None of us would claim that it is okay for a middle-aged businessman to have sex with an abused 13-year-old girl. Yet it happens, in any American city, every day.
According to the FBI, the sex trafficking industry in the United States is a multibillion-dollar industry, in which traffickers target, manipulate, and torture a steady supply of vulnerable children into submission. The average age of those forced into trafficking is 12 to 14 years old. The industry is actually growing because of the ease with which the Internet connects buyers to their “menus.”
As one police officer said, “ordering a child [for sex] is as easy as ordering pizza.”
The increasing demand leads to greater efforts by traffickers to increase supply. Since the life span of trafficking victims is about seven years — the death rate is incredibly high — traffickers are continually looking for new vulnerable youth to exploit.
Trafficking is considered the second most lucrative crime behind only drugs, and is the fastest growing. And yet… it is barely a topic of conversation.
- Why isn’t there a bigger outcry when a 45-year-old youth minister is arrested for going to a motel to have sex with a girl advertised as a 14-year-old prostitute?
- Aren’t we horrified to learn that a family network of men and women targeted homeless and mentally challenged girls and forced them to have sex with an average of five men every night?
- Why did no one tell when an employee at a technology firm found 30 young girls over three years to sell to coworkers for sex?
The basic facts are available for people to be outraged and inspired to act — but, as with most overwhelming and complex issues, people must be drawn to the story if those facts are to do some good.
Why We Need New Storytelling to Help Spread the Word
- Some believe trafficking only affects youth in other countries… other states…. other cities.
- Some believe trafficking only occurs in tough urban neighborhoods but “not here.”
- Some believe sex buyers are “men being men,” or are a narrow group of depraved, uneducated and lonely men — and have a hard time believing that businessmen and politicians and laborers and doctors at conventions and sporting events and oil fields are using victims.
- Some believe youth “choose” to prostitute themselves for “easy money” simply because they want to support drug habits and “there is nothing we can do for them.”

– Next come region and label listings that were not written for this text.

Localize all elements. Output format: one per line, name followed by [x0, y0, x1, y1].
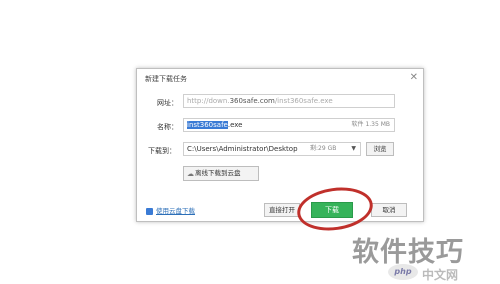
- name-label: 名称：: [157, 123, 178, 131]
- free-space: 剩:29 GB: [310, 145, 337, 152]
- cloud-icon: ☁: [187, 170, 194, 178]
- browse-button[interactable]: 浏览: [366, 142, 394, 156]
- dialog-titlebar: 新建下载任务 ✕: [137, 69, 423, 89]
- close-icon[interactable]: ✕: [410, 72, 418, 83]
- save-path-select[interactable]: C:\Users\Administrator\Desktop 剩:29 GB ▼: [183, 142, 361, 156]
- open-directly-button[interactable]: 直接打开: [264, 203, 300, 217]
- site-logo: php: [388, 264, 418, 280]
- watermark-text: 软件技巧: [352, 237, 464, 268]
- file-size: 软件 1.35 MB: [351, 121, 390, 128]
- use-cloud-download-link[interactable]: 使用云盘下载: [146, 205, 195, 215]
- url-suffix: /inst360safe.exe: [274, 97, 333, 105]
- site-name: 中文网: [422, 268, 459, 282]
- cancel-button[interactable]: 取消: [371, 203, 407, 217]
- dialog-title: 新建下载任务: [145, 75, 187, 83]
- new-download-dialog: 新建下载任务 ✕ 网址： http://down.360safe.com/ins…: [136, 68, 424, 222]
- filename-selection: inst360safe: [187, 121, 228, 129]
- url-field[interactable]: http://down.360safe.com/inst360safe.exe: [183, 94, 395, 108]
- save-to-label: 下载到：: [148, 147, 176, 155]
- url-prefix: http://down.: [187, 97, 230, 105]
- offline-cloud-download-label: 离线下载到云盘: [195, 169, 241, 177]
- chevron-down-icon[interactable]: ▼: [351, 143, 356, 155]
- offline-cloud-download-button[interactable]: ☁ 离线下载到云盘: [183, 166, 259, 181]
- use-cloud-download-label: 使用云盘下载: [156, 207, 195, 215]
- cloud-disk-icon: [146, 207, 153, 215]
- filename-extension: .exe: [227, 121, 243, 129]
- url-label: 网址：: [157, 99, 178, 107]
- filename-field[interactable]: inst360safe.exe 软件 1.35 MB: [183, 118, 395, 132]
- url-host: 360safe.com: [229, 97, 275, 105]
- save-path: C:\Users\Administrator\Desktop: [187, 145, 298, 153]
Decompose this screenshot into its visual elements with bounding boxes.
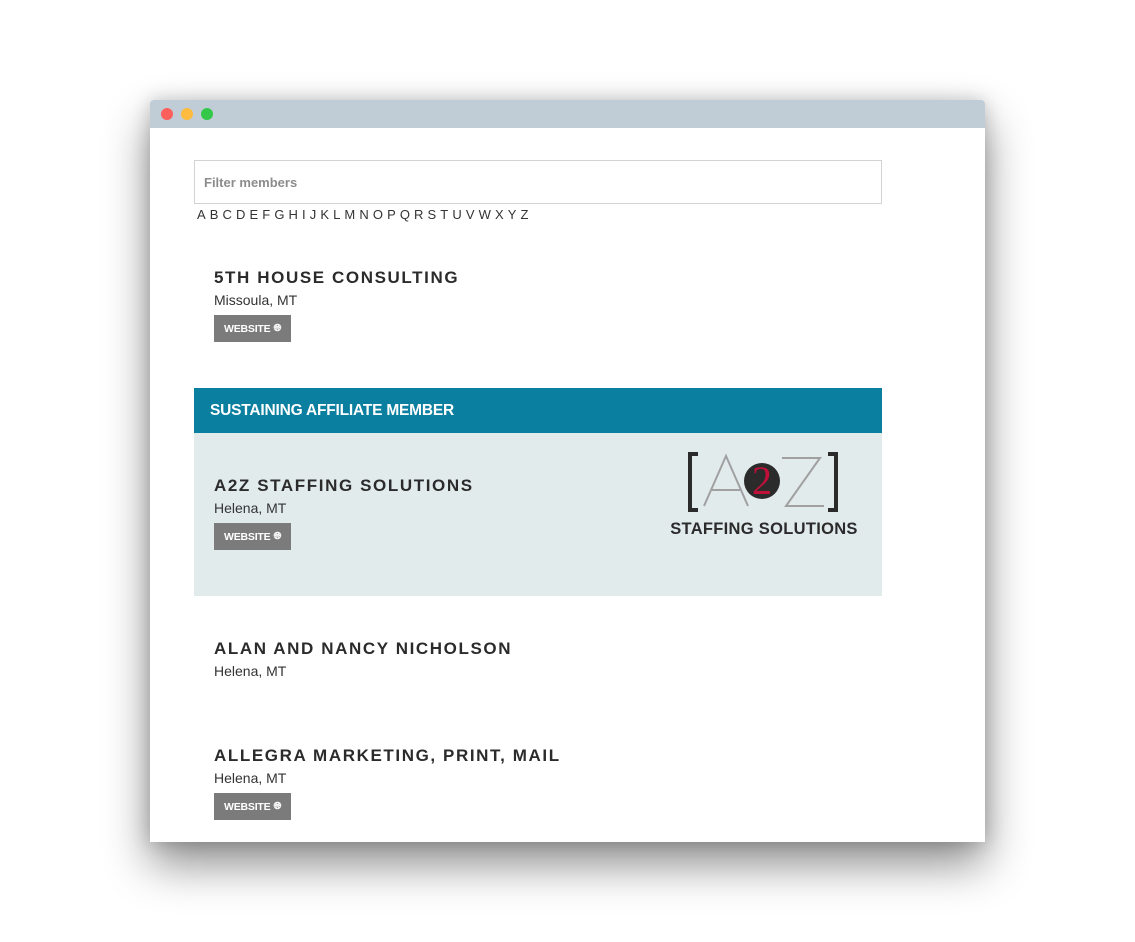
alpha-letter-a[interactable]: A <box>197 207 206 222</box>
member-entry: ALLEGRA MARKETING, PRINT, MAIL Helena, M… <box>214 746 561 820</box>
member-location: Helena, MT <box>214 770 287 786</box>
alpha-letter-f[interactable]: F <box>262 207 270 222</box>
member-name: ALLEGRA MARKETING, PRINT, MAIL <box>214 746 561 765</box>
website-button[interactable]: WEBSITE 🌐︎ <box>214 793 292 820</box>
website-label: WEBSITE <box>224 800 271 813</box>
member-name: A2Z STAFFING SOLUTIONS <box>214 476 474 495</box>
member-name: 5TH HOUSE CONSULTING <box>214 268 460 287</box>
website-label: WEBSITE <box>224 530 271 543</box>
logo-left-bracket <box>688 452 698 512</box>
globe-icon: 🌐︎ <box>273 322 282 334</box>
alphabet-filter: ABCDEFGHIJKLMNOPQRSTUVWXYZ <box>197 207 533 222</box>
member-directory: ABCDEFGHIJKLMNOPQRSTUVWXYZ 5TH HOUSE CON… <box>150 128 985 842</box>
logo-letter-z <box>782 457 824 507</box>
alpha-letter-b[interactable]: B <box>210 207 219 222</box>
globe-icon: 🌐︎ <box>273 800 282 812</box>
featured-member-section: SUSTAINING AFFILIATE MEMBER 2 STAFFING S… <box>194 388 882 596</box>
logo-right-bracket <box>828 452 838 512</box>
alpha-letter-q[interactable]: Q <box>400 207 410 222</box>
member-entry: 5TH HOUSE CONSULTING Missoula, MT WEBSIT… <box>214 268 459 342</box>
alpha-letter-p[interactable]: P <box>387 207 396 222</box>
window-titlebar <box>150 100 985 128</box>
alpha-letter-e[interactable]: E <box>250 207 259 222</box>
member-entry-featured: A2Z STAFFING SOLUTIONS Helena, MT WEBSIT… <box>214 476 474 550</box>
logo-letter-a <box>703 453 749 507</box>
member-name: ALAN AND NANCY NICHOLSON <box>214 639 513 658</box>
website-label: WEBSITE <box>224 322 271 335</box>
member-entry: ALAN AND NANCY NICHOLSON Helena, MT <box>214 639 512 680</box>
alpha-letter-v[interactable]: V <box>466 207 475 222</box>
alpha-letter-z[interactable]: Z <box>521 207 529 222</box>
alpha-letter-n[interactable]: N <box>359 207 368 222</box>
alpha-letter-w[interactable]: W <box>479 207 491 222</box>
alpha-letter-m[interactable]: M <box>344 207 355 222</box>
alpha-letter-y[interactable]: Y <box>508 207 517 222</box>
alpha-letter-c[interactable]: C <box>223 207 232 222</box>
alpha-letter-u[interactable]: U <box>452 207 461 222</box>
alpha-letter-h[interactable]: H <box>289 207 298 222</box>
alpha-letter-s[interactable]: S <box>428 207 437 222</box>
alpha-letter-o[interactable]: O <box>373 207 383 222</box>
alpha-letter-t[interactable]: T <box>440 207 448 222</box>
alpha-letter-l[interactable]: L <box>333 207 340 222</box>
globe-icon: 🌐︎ <box>273 530 282 542</box>
member-location: Missoula, MT <box>214 292 298 308</box>
logo-digit-two: 2 <box>752 458 772 503</box>
alpha-letter-j[interactable]: J <box>310 207 317 222</box>
website-button[interactable]: WEBSITE 🌐︎ <box>214 315 292 342</box>
alpha-letter-k[interactable]: K <box>320 207 329 222</box>
close-window-button[interactable] <box>161 108 173 120</box>
featured-section-header: SUSTAINING AFFILIATE MEMBER <box>194 388 882 433</box>
filter-members-input[interactable] <box>194 160 882 204</box>
logo-subtitle: STAFFING SOLUTIONS <box>670 520 858 538</box>
alpha-letter-x[interactable]: X <box>495 207 504 222</box>
browser-window: ABCDEFGHIJKLMNOPQRSTUVWXYZ 5TH HOUSE CON… <box>150 100 985 842</box>
alpha-letter-i[interactable]: I <box>302 207 306 222</box>
member-location: Helena, MT <box>214 500 287 516</box>
alpha-letter-r[interactable]: R <box>414 207 423 222</box>
minimize-window-button[interactable] <box>181 108 193 120</box>
a2z-logo: 2 STAFFING SOLUTIONS <box>670 452 858 538</box>
member-location: Helena, MT <box>214 663 287 679</box>
alpha-letter-g[interactable]: G <box>274 207 284 222</box>
maximize-window-button[interactable] <box>201 108 213 120</box>
website-button[interactable]: WEBSITE 🌐︎ <box>214 523 292 550</box>
alpha-letter-d[interactable]: D <box>236 207 245 222</box>
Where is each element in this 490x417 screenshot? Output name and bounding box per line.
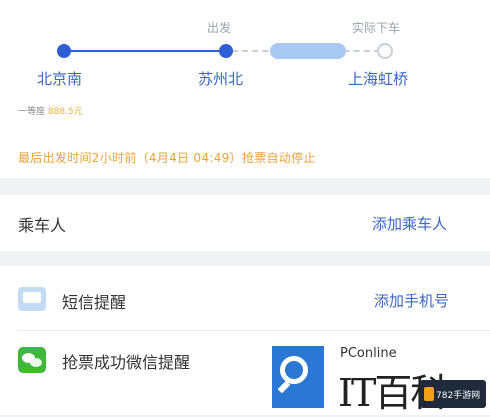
add-passenger-button[interactable]: 添加乘车人 bbox=[372, 213, 447, 234]
magnifier-logo-icon bbox=[272, 346, 324, 408]
divider bbox=[18, 330, 490, 331]
seat-class: 一等座 bbox=[18, 107, 46, 117]
wechat-reminder-label[interactable]: 抢票成功微信提醒 bbox=[62, 349, 190, 373]
route-card: 出发 实际下车 北京南 苏州北 上海虹桥 一等座 888.5元 最后出发时间2小… bbox=[0, 0, 490, 178]
watermark-brand: PConline bbox=[340, 346, 397, 361]
add-phone-button[interactable]: 添加手机号 bbox=[374, 290, 449, 311]
badge-icon bbox=[424, 387, 434, 401]
passenger-card[interactable]: 乘车人 添加乘车人 bbox=[0, 195, 490, 251]
deadline-notice: 最后出发时间2小时前（4月4日 04:49）抢票自动停止 bbox=[18, 151, 316, 165]
route-line-traveled bbox=[64, 50, 226, 52]
arrive-tag: 实际下车 bbox=[352, 21, 401, 35]
sms-reminder-label: 短信提醒 bbox=[62, 293, 127, 312]
station-destination: 上海虹桥 bbox=[348, 70, 409, 88]
seat-value: 888.5元 bbox=[47, 107, 83, 117]
seat-price: 一等座 888.5元 bbox=[18, 104, 83, 117]
destination-dot bbox=[377, 43, 393, 59]
boarding-dot bbox=[219, 44, 233, 58]
sms-icon bbox=[18, 287, 46, 311]
transfer-pill bbox=[270, 43, 346, 59]
station-origin: 北京南 bbox=[37, 70, 83, 88]
watermark-badge: 782手游网 bbox=[420, 380, 486, 408]
wechat-icon bbox=[18, 347, 46, 373]
watermark-badge-text: 782手游网 bbox=[436, 391, 481, 401]
station-boarding: 苏州北 bbox=[198, 70, 244, 88]
passenger-label: 乘车人 bbox=[18, 216, 67, 235]
depart-tag: 出发 bbox=[207, 21, 232, 35]
origin-dot bbox=[57, 44, 71, 58]
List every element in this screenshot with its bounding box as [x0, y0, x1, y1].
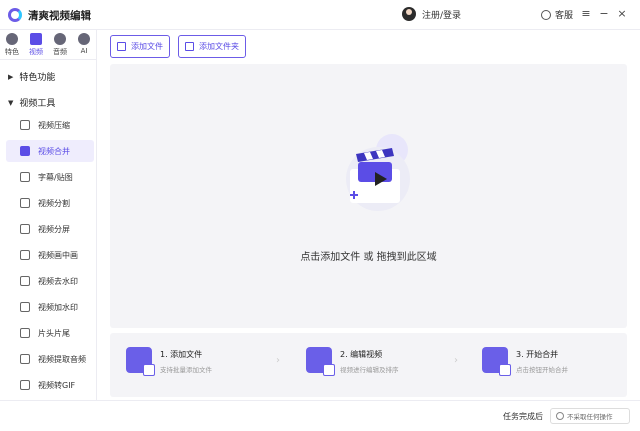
- split-icon: [20, 198, 30, 208]
- step-edit-video: 2. 编辑视频视频进行编辑及排序: [306, 347, 399, 376]
- mode-tabs: 特色 视频 音频 AI: [0, 30, 97, 60]
- add-watermark-icon: [20, 302, 30, 312]
- mode-label: AI: [80, 47, 88, 55]
- sidebar-item-remove-watermark[interactable]: 视频去水印: [6, 270, 94, 292]
- app-title: 清爽视频编辑: [28, 10, 91, 22]
- split-screen-icon: [20, 224, 30, 234]
- add-folder-icon: [185, 42, 194, 51]
- gif-icon: [20, 380, 30, 390]
- customer-service-button[interactable]: 客服: [541, 8, 573, 21]
- mode-tab-audio[interactable]: 音频: [48, 30, 72, 59]
- section-feature[interactable]: ▶ 特色功能: [8, 70, 56, 84]
- mode-tab-video[interactable]: 视频: [24, 30, 48, 59]
- minimize-icon[interactable]: −: [597, 7, 611, 21]
- add-folder-button[interactable]: 添加文件夹: [178, 35, 246, 58]
- section-video-tools[interactable]: ▼ 视频工具: [8, 96, 56, 110]
- mode-tab-feature[interactable]: 特色: [0, 30, 24, 59]
- drop-zone[interactable]: 点击添加文件 或 拖拽到此区域: [110, 64, 627, 328]
- sidebar-item-intro-outro[interactable]: 片头片尾: [6, 322, 94, 344]
- add-file-icon: [117, 42, 126, 51]
- step-subtitle: 支持批量添加文件: [160, 366, 212, 374]
- close-icon[interactable]: ×: [615, 7, 629, 21]
- steps-panel: 1. 添加文件支持批量添加文件 › 2. 编辑视频视频进行编辑及排序 › 3. …: [110, 333, 627, 397]
- sidebar-item-video-to-gif[interactable]: 视频转GIF: [6, 374, 94, 396]
- chevron-right-icon: ›: [454, 355, 458, 366]
- add-file-button[interactable]: 添加文件: [110, 35, 170, 58]
- section-label: 特色功能: [19, 73, 56, 83]
- section-label: 视频工具: [19, 99, 56, 109]
- step-title: 3. 开始合并: [516, 350, 559, 359]
- sidebar-item-add-watermark[interactable]: 视频加水印: [6, 296, 94, 318]
- sidebar-item-video-merge[interactable]: 视频合并: [6, 140, 94, 162]
- after-task-value: 不采取任何操作: [567, 413, 613, 421]
- sidebar-item-label: 视频提取音频: [38, 354, 86, 364]
- add-file-step-icon: [126, 347, 155, 376]
- headset-icon: [541, 9, 551, 20]
- ai-icon: [78, 33, 90, 45]
- login-label: 注册/登录: [422, 10, 462, 21]
- caret-down-icon: ▼: [8, 98, 14, 107]
- status-footer: 任务完成后 不采取任何操作: [0, 400, 640, 431]
- title-bar: 清爽视频编辑 注册/登录 客服 ≡ − ×: [0, 0, 640, 30]
- mode-tab-ai[interactable]: AI: [72, 30, 96, 59]
- sidebar-item-label: 视频合并: [38, 146, 70, 156]
- step-subtitle: 视频进行编辑及排序: [340, 366, 399, 374]
- sidebar-item-extract-audio[interactable]: 视频提取音频: [6, 348, 94, 370]
- audio-icon: [54, 33, 66, 45]
- ban-icon: [556, 412, 564, 420]
- pip-icon: [20, 250, 30, 260]
- sidebar-item-label: 视频加水印: [38, 302, 78, 312]
- video-icon: [30, 33, 42, 45]
- sidebar-item-label: 视频压缩: [38, 120, 70, 130]
- avatar-icon: [402, 7, 416, 21]
- service-label: 客服: [555, 11, 574, 21]
- sidebar-item-video-compress[interactable]: 视频压缩: [6, 114, 94, 136]
- chevron-right-icon: ›: [276, 355, 280, 366]
- sidebar-item-label: 视频去水印: [38, 276, 78, 286]
- compress-icon: [20, 120, 30, 130]
- merge-icon: [20, 146, 30, 156]
- step-title: 1. 添加文件: [160, 350, 203, 359]
- sidebar: 特色 视频 音频 AI ▶ 特色功能 ▼ 视频工具 视频压缩 视频合并 字幕/贴图 …: [0, 30, 97, 400]
- after-task-select[interactable]: 不采取任何操作: [550, 408, 630, 424]
- sidebar-item-picture-in-picture[interactable]: 视频画中画: [6, 244, 94, 266]
- add-file-label: 添加文件: [131, 42, 163, 51]
- caret-right-icon: ▶: [8, 72, 14, 81]
- step-add-file: 1. 添加文件支持批量添加文件: [126, 347, 212, 376]
- merge-step-icon: [482, 347, 511, 376]
- mode-label: 音频: [53, 48, 67, 56]
- sidebar-item-subtitle-sticker[interactable]: 字幕/贴图: [6, 166, 94, 188]
- after-task-label: 任务完成后: [503, 412, 543, 421]
- sidebar-item-label: 视频转GIF: [38, 380, 76, 390]
- star-icon: [6, 33, 18, 45]
- mode-label: 特色: [5, 48, 19, 56]
- menu-icon[interactable]: ≡: [579, 7, 593, 21]
- step-subtitle: 点击按钮开始合并: [516, 366, 568, 374]
- sidebar-item-label: 字幕/贴图: [38, 172, 73, 182]
- step-title: 2. 编辑视频: [340, 350, 383, 359]
- subtitle-icon: [20, 172, 30, 182]
- drop-hint-text: 点击添加文件 或 拖拽到此区域: [300, 252, 437, 263]
- video-clapper-icon: [346, 134, 410, 211]
- remove-watermark-icon: [20, 276, 30, 286]
- mode-label: 视频: [29, 48, 43, 56]
- sidebar-item-label: 视频画中画: [38, 250, 78, 260]
- app-logo-icon: [8, 8, 22, 22]
- extract-audio-icon: [20, 354, 30, 364]
- sidebar-item-video-split[interactable]: 视频分割: [6, 192, 94, 214]
- intro-outro-icon: [20, 328, 30, 338]
- toolbar: 添加文件 添加文件夹: [110, 35, 246, 58]
- sidebar-item-label: 片头片尾: [38, 328, 70, 338]
- sidebar-item-label: 视频分割: [38, 198, 70, 208]
- edit-video-step-icon: [306, 347, 335, 376]
- app-window: 清爽视频编辑 注册/登录 客服 ≡ − × 特色 视频 音频 AI ▶ 特色功能 …: [0, 0, 640, 431]
- sidebar-item-split-screen[interactable]: 视频分屏: [6, 218, 94, 240]
- add-folder-label: 添加文件夹: [199, 42, 239, 51]
- sidebar-item-label: 视频分屏: [38, 224, 70, 234]
- login-button[interactable]: 注册/登录: [402, 7, 461, 21]
- step-start-merge: 3. 开始合并点击按钮开始合并: [482, 347, 568, 376]
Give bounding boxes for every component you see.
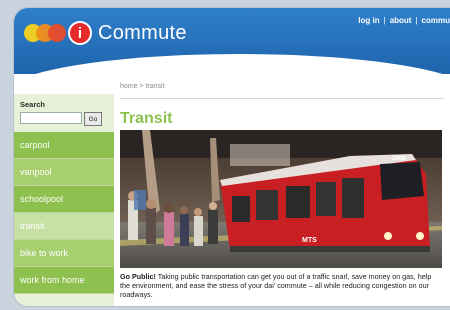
divider [120, 98, 444, 99]
trolley-train-image: MTS 3008 [120, 130, 442, 268]
info-icon: i [68, 21, 92, 45]
search-go-button[interactable]: Go [84, 112, 102, 126]
caption-text: Go Public! Taking public transportation … [120, 272, 442, 299]
login-link[interactable]: log in [358, 16, 379, 25]
commute-link[interactable]: commu [422, 16, 450, 25]
about-link[interactable]: about [390, 16, 412, 25]
top-nav: log in | about | commu [358, 16, 450, 25]
main-content: home > transit Transit MTS 3008 Go Publi… [120, 74, 450, 306]
site-header: i Commute log in | about | commu [14, 8, 450, 94]
logo-circle-red [48, 24, 66, 42]
sidebar-item-schoolpool[interactable]: schoolpool [14, 186, 114, 213]
search-input[interactable] [20, 112, 82, 124]
browser-page: i Commute log in | about | commu Search … [14, 8, 450, 306]
nav-separator: | [383, 16, 386, 25]
brand-name: Commute [98, 21, 187, 44]
caption-body: Taking public transportation can get you… [120, 272, 432, 299]
sidebar-item-vanpool[interactable]: vanpool [14, 159, 114, 186]
search-label: Search [20, 100, 46, 109]
page-title: Transit [120, 110, 173, 127]
sidebar-item-bike-to-work[interactable]: bike to work [14, 240, 114, 267]
breadcrumb: home > transit [120, 83, 165, 90]
nav-separator: | [415, 16, 418, 25]
sidebar-item-carpool[interactable]: carpool [14, 132, 114, 159]
sidebar-item-work-from-home[interactable]: work from home [14, 267, 114, 294]
site-logo[interactable]: i Commute [24, 18, 187, 48]
sidebar: Search Go carpool vanpool schoolpool tra… [14, 94, 114, 306]
transit-photo: MTS 3008 [120, 130, 442, 268]
caption-bold: Go Public! [120, 272, 156, 281]
sidebar-item-transit[interactable]: transit [14, 213, 114, 240]
train-number: 3008 [392, 156, 406, 162]
sidebar-menu: carpool vanpool schoolpool transit bike … [14, 132, 114, 294]
train-logo-mts: MTS [302, 237, 317, 244]
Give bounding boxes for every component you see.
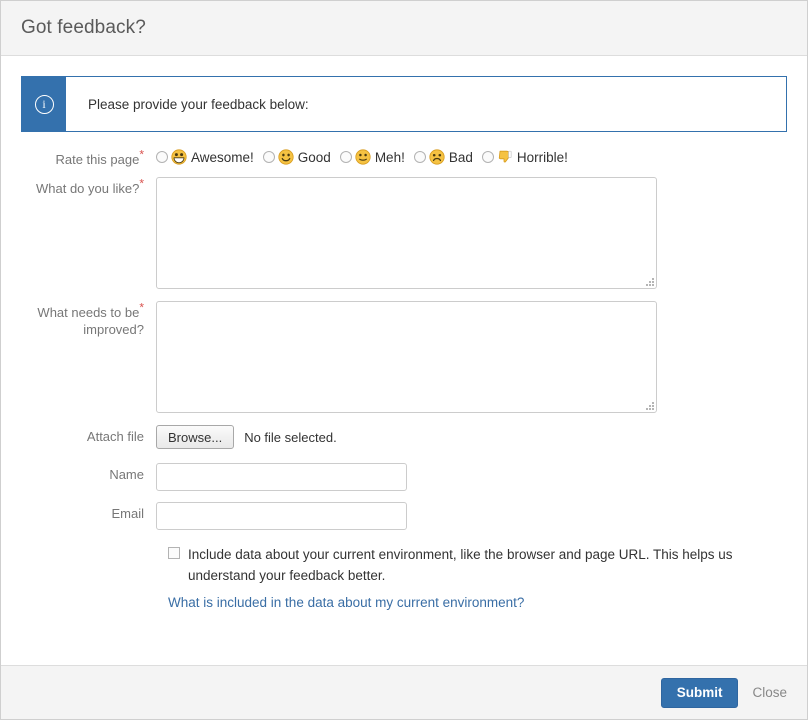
rating-option-label-meh: Meh! [374, 149, 405, 165]
like-label: What do you like?* [21, 177, 156, 197]
info-banner-message: Please provide your feedback below: [66, 77, 786, 131]
email-input[interactable] [156, 502, 407, 530]
dialog-header: Got feedback? [1, 1, 807, 56]
info-banner: i Please provide your feedback below: [21, 76, 787, 132]
radio-horrible[interactable] [481, 151, 494, 163]
radio-awesome[interactable] [156, 151, 168, 163]
rating-option-awesome[interactable]: Awesome! [156, 149, 254, 165]
dialog-footer: Submit Close [1, 665, 807, 719]
page-title: Got feedback? [21, 17, 146, 38]
rating-option-horrible[interactable]: Horrible! [481, 149, 568, 165]
email-row: Email [21, 502, 787, 530]
consent-row[interactable]: Include data about your current environm… [168, 544, 767, 586]
like-required-marker: * [139, 176, 144, 191]
rating-field: Awesome! Good Meh! Bad Horrible! [156, 148, 787, 165]
like-field [156, 177, 787, 289]
browse-button[interactable]: Browse... [156, 425, 235, 449]
resize-grip-icon[interactable] [644, 276, 654, 286]
like-row: What do you like?* [21, 177, 787, 289]
radio-meh[interactable] [339, 151, 352, 163]
grinning-face-icon [171, 149, 187, 165]
resize-grip-icon[interactable] [644, 400, 654, 410]
neutral-face-icon [355, 149, 371, 165]
improve-required-marker: * [139, 300, 144, 315]
attach-file-field: Browse... No file selected. [156, 425, 787, 449]
file-input-wrap: Browse... No file selected. [156, 425, 787, 449]
radio-bad[interactable] [413, 151, 426, 163]
rating-required-marker: * [139, 147, 144, 162]
improve-textarea[interactable] [156, 301, 657, 413]
dialog-body: i Please provide your feedback below: Ra… [1, 56, 807, 665]
consent-block: Include data about your current environm… [168, 544, 767, 610]
attach-file-row: Attach file Browse... No file selected. [21, 425, 787, 449]
rating-option-label-awesome: Awesome! [191, 149, 254, 165]
name-label: Name [109, 467, 144, 482]
rating-options: Awesome! Good Meh! Bad Horrible! [156, 148, 787, 165]
name-row: Name [21, 463, 787, 491]
name-field [156, 463, 787, 491]
consent-text: Include data about your current environm… [188, 547, 733, 583]
consent-checkbox[interactable] [168, 547, 180, 559]
like-label-text: What do you like? [35, 181, 140, 196]
file-status-text: No file selected. [244, 429, 337, 445]
improve-label: What needs to be* improved? [21, 301, 156, 338]
close-button[interactable]: Close [752, 685, 787, 700]
improve-row: What needs to be* improved? [21, 301, 787, 413]
info-circle-icon: i [34, 94, 54, 114]
environment-data-link[interactable]: What is included in the data about my cu… [168, 595, 767, 610]
name-input[interactable] [156, 463, 407, 491]
improve-label-line1: What needs to be [37, 305, 140, 320]
email-label: Email [111, 506, 144, 521]
rating-option-label-good: Good [297, 149, 331, 165]
rating-option-label-horrible: Horrible! [516, 149, 568, 165]
rating-row: Rate this page* Awesome! Good Meh! Bad H… [21, 148, 787, 168]
rating-option-good[interactable]: Good [262, 149, 331, 165]
rating-option-label-bad: Bad [448, 149, 473, 165]
frowning-face-icon [429, 149, 445, 165]
thumbs-down-icon [498, 150, 512, 163]
improve-label-line2: improved? [83, 322, 144, 337]
attach-file-label: Attach file [86, 429, 144, 444]
info-banner-icon-cell: i [22, 77, 66, 131]
submit-button[interactable]: Submit [660, 677, 739, 708]
rating-label-text: Rate this page [55, 152, 140, 167]
email-field [156, 502, 787, 530]
smiling-face-icon [278, 149, 294, 165]
feedback-dialog: Got feedback? i Please provide your feed… [0, 0, 808, 720]
rating-option-meh[interactable]: Meh! [339, 149, 405, 165]
rating-label: Rate this page* [21, 148, 156, 168]
radio-good[interactable] [262, 151, 275, 163]
like-textarea[interactable] [156, 177, 657, 289]
improve-field [156, 301, 787, 413]
rating-option-bad[interactable]: Bad [413, 149, 473, 165]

- Some believe runaways, homeless individuals, mentally/emotionally vulnerable, and impoverished mothers make a conscious decision to use “survivor sex” as a legitimate method to get food and shelter.
- Some believe those who “choose” this “profession” have other options if they only looked harder… and that it is not society’s job to stand up for their health and welfare. The thinking is, “if they wanted to get help” — or escape from an abusive home environment, or trust an adult with the shame of being trafficked by an adult they mistakenly trusted first — they could.
Sex trafficking is a very unpleasant but ‘normalized’ aspect of our culture. It is easiest for most of us to expect the victim to be responsible for what happens to them — without understanding how it happens, and who knows how to manipulate them to make money from their servitude.
Even legislators and law enforcement have to be trained to understand this issue if they are to step in and act.
What Is the Collective Impact : ME campaign?
This project explains how traffickers do what they do, in order to help undermine the societal ignorance, misperceptions, and silence that enables the industry to thrive under the radar.
I am based in Minneapolis/St. Paul, one of the U.S.’s top centers of trafficking — where a strong coalition has come together to better understand survivor stories; train advocates, hotel workers and police officers; and create best practices — and deal with difficult complexities — in this fight.
The mission of the Collective Impact ME campaign is to further empower the critical mass of individuals and organizations now gathering to combat trafficking, using skilled story-tellers to share the stories of survivors, traffickers and buyers — as well as the people who are learning how to rescue, help and empower victims.
Goals of this Collective Impact : ME campaign
1) raise consciousness about who traffickers are and how they do what they do;
2) help reduce demand by spotlighting the conditions victims are subjected in order to feed their need;
3) make members of the general community much more aware, so it becomes harder for trafficking victims to be hidden and transported in plain sight;
4) enhance funding and outcry by the public so survivors can be served far better than they currently are.
“This country has more animal shelters than shelters for exploited children.”